The nomadic shepherd lives in a transportable hut, hive-like, made up of a skeleton of branches curved in an arch, covered with mats; in the regions where Somali groups own crops, i.e. along the rivers, in the black soil area and near springs, the presence of stable villages with cylindrical huts with a conical roof or, more rarely, quadrilateral roofs with two sloping. These last two types of dwelling are not, however, of Somali origin, the first being of Negro origin; the second, widespread along the entire north-eastern coast of Africa, is believed by most to be of Arab origin.

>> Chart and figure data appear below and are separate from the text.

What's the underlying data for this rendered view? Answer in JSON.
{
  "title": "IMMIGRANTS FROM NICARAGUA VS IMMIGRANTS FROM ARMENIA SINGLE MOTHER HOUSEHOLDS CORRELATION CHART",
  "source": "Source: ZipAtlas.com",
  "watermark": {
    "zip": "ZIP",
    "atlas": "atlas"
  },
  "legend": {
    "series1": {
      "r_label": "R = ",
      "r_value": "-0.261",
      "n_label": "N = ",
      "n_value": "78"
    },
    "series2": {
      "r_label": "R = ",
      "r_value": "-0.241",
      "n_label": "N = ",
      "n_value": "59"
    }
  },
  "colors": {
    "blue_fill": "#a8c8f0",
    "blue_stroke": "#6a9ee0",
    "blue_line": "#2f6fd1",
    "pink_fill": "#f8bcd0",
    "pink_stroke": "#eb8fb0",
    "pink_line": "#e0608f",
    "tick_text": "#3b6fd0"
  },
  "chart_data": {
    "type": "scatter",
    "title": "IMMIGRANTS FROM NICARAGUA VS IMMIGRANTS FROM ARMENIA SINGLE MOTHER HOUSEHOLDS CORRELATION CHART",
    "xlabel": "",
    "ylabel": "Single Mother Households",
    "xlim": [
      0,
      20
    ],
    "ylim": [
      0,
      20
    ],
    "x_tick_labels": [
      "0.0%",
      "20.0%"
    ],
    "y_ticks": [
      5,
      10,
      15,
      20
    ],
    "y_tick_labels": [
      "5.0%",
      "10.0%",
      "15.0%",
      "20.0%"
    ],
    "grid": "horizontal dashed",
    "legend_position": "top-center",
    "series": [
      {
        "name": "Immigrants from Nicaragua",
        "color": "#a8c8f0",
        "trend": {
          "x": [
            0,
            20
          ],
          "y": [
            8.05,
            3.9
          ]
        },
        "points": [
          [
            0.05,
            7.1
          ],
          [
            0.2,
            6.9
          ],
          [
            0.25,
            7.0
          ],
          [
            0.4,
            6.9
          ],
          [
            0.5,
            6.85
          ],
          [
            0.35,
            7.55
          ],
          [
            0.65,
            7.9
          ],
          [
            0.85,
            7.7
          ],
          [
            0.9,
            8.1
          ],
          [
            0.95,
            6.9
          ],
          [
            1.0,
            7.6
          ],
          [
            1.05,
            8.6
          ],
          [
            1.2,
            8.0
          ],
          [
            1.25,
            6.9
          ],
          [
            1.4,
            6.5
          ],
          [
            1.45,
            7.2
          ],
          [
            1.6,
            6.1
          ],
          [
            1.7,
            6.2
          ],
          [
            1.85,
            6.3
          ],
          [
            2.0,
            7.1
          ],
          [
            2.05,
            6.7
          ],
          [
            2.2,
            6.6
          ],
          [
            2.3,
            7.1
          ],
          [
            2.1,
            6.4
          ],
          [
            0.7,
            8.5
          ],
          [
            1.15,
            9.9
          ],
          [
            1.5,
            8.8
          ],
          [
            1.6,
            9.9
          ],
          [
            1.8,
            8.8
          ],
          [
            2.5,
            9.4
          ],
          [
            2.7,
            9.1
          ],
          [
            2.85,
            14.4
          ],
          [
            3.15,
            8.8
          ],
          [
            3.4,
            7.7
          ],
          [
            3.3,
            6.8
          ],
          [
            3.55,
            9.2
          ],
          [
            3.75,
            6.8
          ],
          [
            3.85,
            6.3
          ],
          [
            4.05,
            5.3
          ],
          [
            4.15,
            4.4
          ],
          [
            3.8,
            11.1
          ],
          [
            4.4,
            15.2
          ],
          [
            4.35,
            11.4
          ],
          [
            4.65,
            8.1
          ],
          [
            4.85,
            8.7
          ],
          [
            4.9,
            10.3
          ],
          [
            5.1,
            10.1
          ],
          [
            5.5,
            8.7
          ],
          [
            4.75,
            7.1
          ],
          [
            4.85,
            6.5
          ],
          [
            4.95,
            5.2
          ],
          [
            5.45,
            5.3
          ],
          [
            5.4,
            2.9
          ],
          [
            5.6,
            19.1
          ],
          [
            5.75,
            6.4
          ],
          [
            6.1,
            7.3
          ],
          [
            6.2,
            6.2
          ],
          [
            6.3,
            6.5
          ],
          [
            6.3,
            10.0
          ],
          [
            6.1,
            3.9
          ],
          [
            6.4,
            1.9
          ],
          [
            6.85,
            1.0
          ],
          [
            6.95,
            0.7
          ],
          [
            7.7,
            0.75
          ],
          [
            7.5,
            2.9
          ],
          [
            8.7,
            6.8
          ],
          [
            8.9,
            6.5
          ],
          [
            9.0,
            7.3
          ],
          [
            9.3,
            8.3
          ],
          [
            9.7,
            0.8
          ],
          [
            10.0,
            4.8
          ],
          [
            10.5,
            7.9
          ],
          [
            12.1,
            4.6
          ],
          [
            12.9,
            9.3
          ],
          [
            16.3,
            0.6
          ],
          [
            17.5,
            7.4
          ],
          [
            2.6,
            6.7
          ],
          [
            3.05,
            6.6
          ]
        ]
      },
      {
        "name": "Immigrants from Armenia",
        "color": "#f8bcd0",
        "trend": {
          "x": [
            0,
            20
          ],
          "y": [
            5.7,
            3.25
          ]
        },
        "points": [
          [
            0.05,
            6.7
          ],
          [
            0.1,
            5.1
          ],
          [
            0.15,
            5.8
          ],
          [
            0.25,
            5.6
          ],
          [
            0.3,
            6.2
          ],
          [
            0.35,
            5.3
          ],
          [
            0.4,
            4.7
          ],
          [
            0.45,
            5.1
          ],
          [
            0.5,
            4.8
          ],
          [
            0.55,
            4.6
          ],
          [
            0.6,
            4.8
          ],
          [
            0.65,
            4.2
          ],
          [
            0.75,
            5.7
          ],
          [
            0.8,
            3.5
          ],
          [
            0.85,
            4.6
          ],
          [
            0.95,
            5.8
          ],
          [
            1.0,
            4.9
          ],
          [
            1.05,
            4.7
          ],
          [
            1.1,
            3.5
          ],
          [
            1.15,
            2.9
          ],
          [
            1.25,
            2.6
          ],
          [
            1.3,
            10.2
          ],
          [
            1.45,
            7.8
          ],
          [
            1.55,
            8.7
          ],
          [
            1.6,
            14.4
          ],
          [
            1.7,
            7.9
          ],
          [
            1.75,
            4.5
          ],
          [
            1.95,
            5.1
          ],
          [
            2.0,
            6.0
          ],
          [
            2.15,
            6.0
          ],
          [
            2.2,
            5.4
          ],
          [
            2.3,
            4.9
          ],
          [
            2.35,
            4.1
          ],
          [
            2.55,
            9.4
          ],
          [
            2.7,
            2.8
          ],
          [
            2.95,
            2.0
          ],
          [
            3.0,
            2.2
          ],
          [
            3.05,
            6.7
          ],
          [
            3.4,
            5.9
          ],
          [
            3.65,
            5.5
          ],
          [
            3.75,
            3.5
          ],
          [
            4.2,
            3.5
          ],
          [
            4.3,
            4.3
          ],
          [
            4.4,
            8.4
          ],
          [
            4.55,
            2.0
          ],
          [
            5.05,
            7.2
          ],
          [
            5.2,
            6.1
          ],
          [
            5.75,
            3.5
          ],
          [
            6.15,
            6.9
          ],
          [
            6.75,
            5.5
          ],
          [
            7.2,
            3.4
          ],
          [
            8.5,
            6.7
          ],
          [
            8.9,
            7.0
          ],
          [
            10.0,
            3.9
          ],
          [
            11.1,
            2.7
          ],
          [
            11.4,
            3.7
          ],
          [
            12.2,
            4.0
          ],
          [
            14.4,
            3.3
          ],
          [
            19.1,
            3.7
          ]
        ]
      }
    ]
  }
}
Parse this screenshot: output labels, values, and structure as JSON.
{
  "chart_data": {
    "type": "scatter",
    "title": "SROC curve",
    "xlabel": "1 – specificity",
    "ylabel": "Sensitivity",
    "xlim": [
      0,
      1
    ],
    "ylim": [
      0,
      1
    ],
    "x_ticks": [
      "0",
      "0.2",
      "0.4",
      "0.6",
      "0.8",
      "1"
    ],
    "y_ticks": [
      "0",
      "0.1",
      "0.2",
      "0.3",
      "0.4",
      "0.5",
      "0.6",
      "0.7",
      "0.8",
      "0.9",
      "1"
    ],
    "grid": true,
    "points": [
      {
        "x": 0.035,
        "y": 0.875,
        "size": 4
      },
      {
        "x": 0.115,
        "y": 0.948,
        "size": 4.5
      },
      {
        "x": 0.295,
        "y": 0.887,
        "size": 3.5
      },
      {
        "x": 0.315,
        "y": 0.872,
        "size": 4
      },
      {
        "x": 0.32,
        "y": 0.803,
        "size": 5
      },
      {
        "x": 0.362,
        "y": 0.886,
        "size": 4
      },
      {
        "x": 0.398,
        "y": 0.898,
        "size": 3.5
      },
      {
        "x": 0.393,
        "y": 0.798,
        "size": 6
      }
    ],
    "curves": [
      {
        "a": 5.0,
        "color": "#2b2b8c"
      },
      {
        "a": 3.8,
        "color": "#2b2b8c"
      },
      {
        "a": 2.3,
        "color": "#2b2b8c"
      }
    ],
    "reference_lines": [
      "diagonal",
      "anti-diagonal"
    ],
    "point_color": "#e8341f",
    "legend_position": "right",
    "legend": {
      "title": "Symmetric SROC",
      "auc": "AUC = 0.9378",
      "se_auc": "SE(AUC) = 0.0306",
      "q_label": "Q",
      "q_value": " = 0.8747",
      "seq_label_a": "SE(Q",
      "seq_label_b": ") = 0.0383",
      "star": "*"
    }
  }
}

The furniture that furnishes the hut is, in general, very poor and summary: the bed is made up of a mat of palm leaf ribs, supported by a crude frame of sticks and raised above the ground on four feet; in stable huts, however, this bed is replaced by a kind of angareb of Abyssinian type; a few wooden stools complete the furniture. The containers for the transport of water, milk and butter are, among the nomads, mainly made of wood, straw or palm fibers with almost always spiral weaving. Pottery is rarely used by nomads and, if anything, small vessels are used: however, its use is unknown in northern Somalia (ex-sultanate of the Migiurtini and, in part, ex-sultanate of Tìbbia). In southern Somalia, rather fine and very well fired pottery is made in Danane and in the Bur Hacaba region. The headrest, widely used by the nomads of southern Somalia, who always carry it with them, is of a different shape depending on whether it should be used for men (simple column support or double support) or for women (broad and more solid support).